The game has changed.

On August 29, the Major League Baseball Players Association, the union representing players in Major League Baseball, announced that it was assisting players in Minor League Baseball in seeking to form a union. Approximately two weeks later, it was announced that a majority of the minor league players voted in favor of unionization, with the Players Association as its representative.

Even before the votes were counted, MLB announced that it would voluntarily recognize the union, avoiding a potentially contentious process before the National Labor Relations Board. Although MiLB and MLB are different organizations, they, and the clubs within them, are deeply intertwined. MLB clubs affiliate with (and often outright own) MiLB clubs and generally employ or otherwise control the players playing in the minor leagues.

It is now expected that MLB and the Players Association (on behalf of the minor leaguers) will enter into a collective bargaining agreement governing the terms and conditions of MiLB players’ employment, including pay and benefits.
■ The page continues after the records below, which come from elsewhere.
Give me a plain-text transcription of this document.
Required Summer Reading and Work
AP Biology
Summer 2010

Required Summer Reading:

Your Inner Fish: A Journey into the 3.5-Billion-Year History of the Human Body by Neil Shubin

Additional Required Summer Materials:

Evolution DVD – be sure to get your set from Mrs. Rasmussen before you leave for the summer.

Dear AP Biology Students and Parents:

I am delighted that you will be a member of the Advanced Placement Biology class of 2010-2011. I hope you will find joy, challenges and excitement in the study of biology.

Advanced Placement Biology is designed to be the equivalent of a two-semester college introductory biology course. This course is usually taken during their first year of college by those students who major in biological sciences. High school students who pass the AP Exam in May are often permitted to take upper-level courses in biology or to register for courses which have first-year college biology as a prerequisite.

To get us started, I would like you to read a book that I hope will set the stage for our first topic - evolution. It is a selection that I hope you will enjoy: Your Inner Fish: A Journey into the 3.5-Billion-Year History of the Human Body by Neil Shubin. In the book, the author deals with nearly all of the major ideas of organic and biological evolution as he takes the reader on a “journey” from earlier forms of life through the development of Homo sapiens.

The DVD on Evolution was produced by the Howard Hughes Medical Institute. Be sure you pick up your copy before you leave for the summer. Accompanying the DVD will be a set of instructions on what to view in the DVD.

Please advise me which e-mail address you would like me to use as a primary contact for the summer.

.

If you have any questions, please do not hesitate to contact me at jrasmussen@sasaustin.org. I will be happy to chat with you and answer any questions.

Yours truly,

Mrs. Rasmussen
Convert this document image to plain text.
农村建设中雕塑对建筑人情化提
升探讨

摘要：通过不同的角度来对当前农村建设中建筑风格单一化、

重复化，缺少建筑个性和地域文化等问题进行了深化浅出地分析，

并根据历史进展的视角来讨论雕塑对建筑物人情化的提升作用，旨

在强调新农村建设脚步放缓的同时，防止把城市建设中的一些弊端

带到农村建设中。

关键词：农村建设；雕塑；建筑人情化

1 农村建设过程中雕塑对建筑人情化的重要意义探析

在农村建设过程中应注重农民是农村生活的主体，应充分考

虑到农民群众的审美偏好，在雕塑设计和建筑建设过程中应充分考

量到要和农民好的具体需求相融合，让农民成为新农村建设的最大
This is familiar territory, as MLB and the Players Association have negotiated more than a dozen contracts over the past 50 years, including before this current season. Of relevance, minor league players and MLB recently agreed to a $185 million settlement in a wage and hour class action.

It will be interesting to see how those contract negotiations unfold and what happens when the contract expires or nears expiration.

First, the make-up of the new group of unionized players is noteworthy. There are 120 teams in MiLB, each of which has approximately 30 players on its roster. That is 3,600 employees. By my estimates, this is only slightly less than the entire combined populations of unionized players in the four major North American sports leagues (the National Football League Players Association, the National Basketball Players Association, the National Hockey League Players Association, and the major league baseball players represented by the MLBPA). Additionally, careers in the baseball minor league are notoriously fickle and short. The entire point of being in the minors is to advance to the majors within a few years. The large, varying, and transient nature of this player population may present challenges to the stability of labor negotiations.

Second, it is unclear whether a collective bargaining agreement would cover all levels of minor league baseball. MiLB is divided into five levels (AAA, AA, High-A, Single-A, and Rookie). The players in these levels tend to vary in terms of their age, skill, professional prospects, and other factors potentially relevant to their employment, pay, and benefits. Multiple contracts may be required to account for these differences.

Finally, the eventual expiration of any contract will present interesting legal questions. It is well-established in professional sports that when the clubs in a league come together to create rules that restrict the player labor market (for example, through pay scales, salary caps, free agency rules, and player drafts), the rules are exempt from antitrust scrutiny – provided that they have been agreed to by the players’ union. This is known as the “non-statutory labor exemption.” On multiple occasions when the contracts in those leagues have expired and negotiations have reached impasse, the unions have decertified themselves and the players have filed antitrust lawsuits against the leagues. This is a well-worn litigation path that ultimately results in the parties’ agreeing to a new contract.

However, the minor leaguers cannot necessarily avail themselves of this strategy. MLB has a long-standing and anomalous exemption from antitrust laws as a result of a Supreme Court decision in 1922 saying that MLB was not engaged in interstate commerce. In 1998, Congress enacted a statute that removed matters “affecting employment of major league baseball players” from the exemption. Congress, however, did not change (but also did not codify) the exemption as it relates to other aspects of MLB’s business, including the operation of minor league baseball. Consequently, for now, MLB’s antitrust exemption continues to protect its activities with regard to minor league baseball, though this is the subject of ongoing litigation with regard to MiLB franchises and recent Congressional inquiry. In the event that the minor leaguers and MLB cannot agree upon a new contract after expiration, the scope of MLB’s antitrust exemption with regard to players may get a fresh look.